HCI: Which system did you end up choosing?
Plagenhoef: We chose DocuSys [from the Chicago-based Merge Healthcare]. We really dug into the market well and looked at all vendors. And because we were focused on trying to do more than just an electronic record, it worked well for us. It was a company that started out in the drug safety area; so the company’s focus from the very beginning was on safety in the operating room, and philosophically, that is significantly different. Sometimes, physicians and nurses feel they’re forced to use a record to generate more data for administrative people to use, but that slows them down and doesn’t provide them with as much end-user benefit. So for us, the patient safety aspect was so important.

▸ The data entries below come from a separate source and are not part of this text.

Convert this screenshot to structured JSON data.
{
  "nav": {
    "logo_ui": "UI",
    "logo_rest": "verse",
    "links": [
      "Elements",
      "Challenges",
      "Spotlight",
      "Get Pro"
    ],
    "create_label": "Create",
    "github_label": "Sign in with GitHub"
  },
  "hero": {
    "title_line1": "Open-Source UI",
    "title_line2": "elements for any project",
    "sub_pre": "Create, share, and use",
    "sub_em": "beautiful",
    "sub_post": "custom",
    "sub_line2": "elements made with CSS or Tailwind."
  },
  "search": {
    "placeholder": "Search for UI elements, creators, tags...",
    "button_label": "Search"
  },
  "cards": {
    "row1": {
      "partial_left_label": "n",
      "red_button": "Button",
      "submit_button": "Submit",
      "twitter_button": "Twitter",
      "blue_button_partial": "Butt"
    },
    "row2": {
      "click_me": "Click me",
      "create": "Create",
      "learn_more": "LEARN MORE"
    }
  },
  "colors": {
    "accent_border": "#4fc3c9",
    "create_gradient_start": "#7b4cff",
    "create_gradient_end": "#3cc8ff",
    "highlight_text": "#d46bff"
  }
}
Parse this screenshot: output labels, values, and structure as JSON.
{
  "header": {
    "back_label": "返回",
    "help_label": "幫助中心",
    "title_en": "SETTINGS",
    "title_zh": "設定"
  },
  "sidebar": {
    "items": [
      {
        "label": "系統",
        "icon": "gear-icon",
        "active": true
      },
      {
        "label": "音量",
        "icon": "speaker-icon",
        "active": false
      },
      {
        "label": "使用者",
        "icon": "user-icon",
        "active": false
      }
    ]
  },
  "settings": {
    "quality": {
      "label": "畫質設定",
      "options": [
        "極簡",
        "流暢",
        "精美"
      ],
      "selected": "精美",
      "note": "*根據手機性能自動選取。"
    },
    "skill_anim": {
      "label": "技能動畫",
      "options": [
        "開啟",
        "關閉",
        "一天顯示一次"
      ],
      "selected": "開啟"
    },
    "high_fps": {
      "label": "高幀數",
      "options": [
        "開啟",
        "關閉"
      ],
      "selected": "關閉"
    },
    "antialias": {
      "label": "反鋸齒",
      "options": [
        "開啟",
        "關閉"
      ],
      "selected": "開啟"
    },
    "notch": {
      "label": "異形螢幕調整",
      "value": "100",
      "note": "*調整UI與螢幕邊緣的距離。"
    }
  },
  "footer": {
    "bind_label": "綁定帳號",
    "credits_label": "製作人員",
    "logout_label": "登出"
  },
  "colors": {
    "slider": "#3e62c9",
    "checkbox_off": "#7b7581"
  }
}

The record should start before the patient gets to the receiving room, with the first set of vital signs; then the receiving room, pre-op, the OR, and the PACU [post-anesthesia care unit]. And our PACU record had not been fully integrated with our anesthesia record; that integration is now in place. We also have a tool that is turbo-charged, and that has a turn-mount on it for rapid scrolling through pick lists. It facilitates data input for those things that do have to be manually entered into the record. So the solution we chose brings several elements that are important.
HCI: When did you go live?
Plagenhoef: Back in 2005.
HCI: And it’s worked out well?
Plagenhoef: Yes. We actually gave the whole department the opportunity, twice, at six-month intervals after go-live, to choose to go back to the market and make another choice, and our 35 nurse anesthetists and 20 anesthesiologists voted unanimously to keep this.
HCI: Will enough vendors produce enough rich systems for anesthesiologists and nurse anesthetists, and anesthesiologist assistants?
Plagenhoef: Yes, and one reason is that CMS [the Centers for Medicare and Medicaid Services] is going to penalize organizations for not using systems that help them qualify for meaningful use. Our hospital-based specialties were left out of the meaningful use equation a few years ago, and there’s been a strong reaction to that, and we’re working with CMS so that we can officially qualify as eligible providers. And there’s a strong case for us being included in meaningful use. We’re also working internally in Washington, D.C., to create the key elements of meaningful-use-based AIMS. And the House of Delegates supported a resolution for the ASA [the Park Ridge, Ill.-based American Society of Anesthesiologists] to become involved to start providing help for its members to start tackling some of the more challenging elements of going electronic, to make product evaluation easier for me and my department when we started evaluating products in 2003 and 2004, and to make sure we can become meaningful users.
And the other big factor is that the [Park Ridge, Ill.-based] Anesthesia Quality Institute is going to make a huge difference to our specialty in impacting quality of care and patient safety, in providing usable, rich and valid data via electronic use. So there will be the incentive from CMS and from the AQI side of things. And at the local level, we’ll probably be developing an accountable care organization soon, and it’s just going to be hard to participate in an accountable care organization without easily accurately reported data measures on quality and patient safety, and the use of comparative effectiveness data to stand up to the competitors. So yes, there will be a ramp-up in AIMS adoption.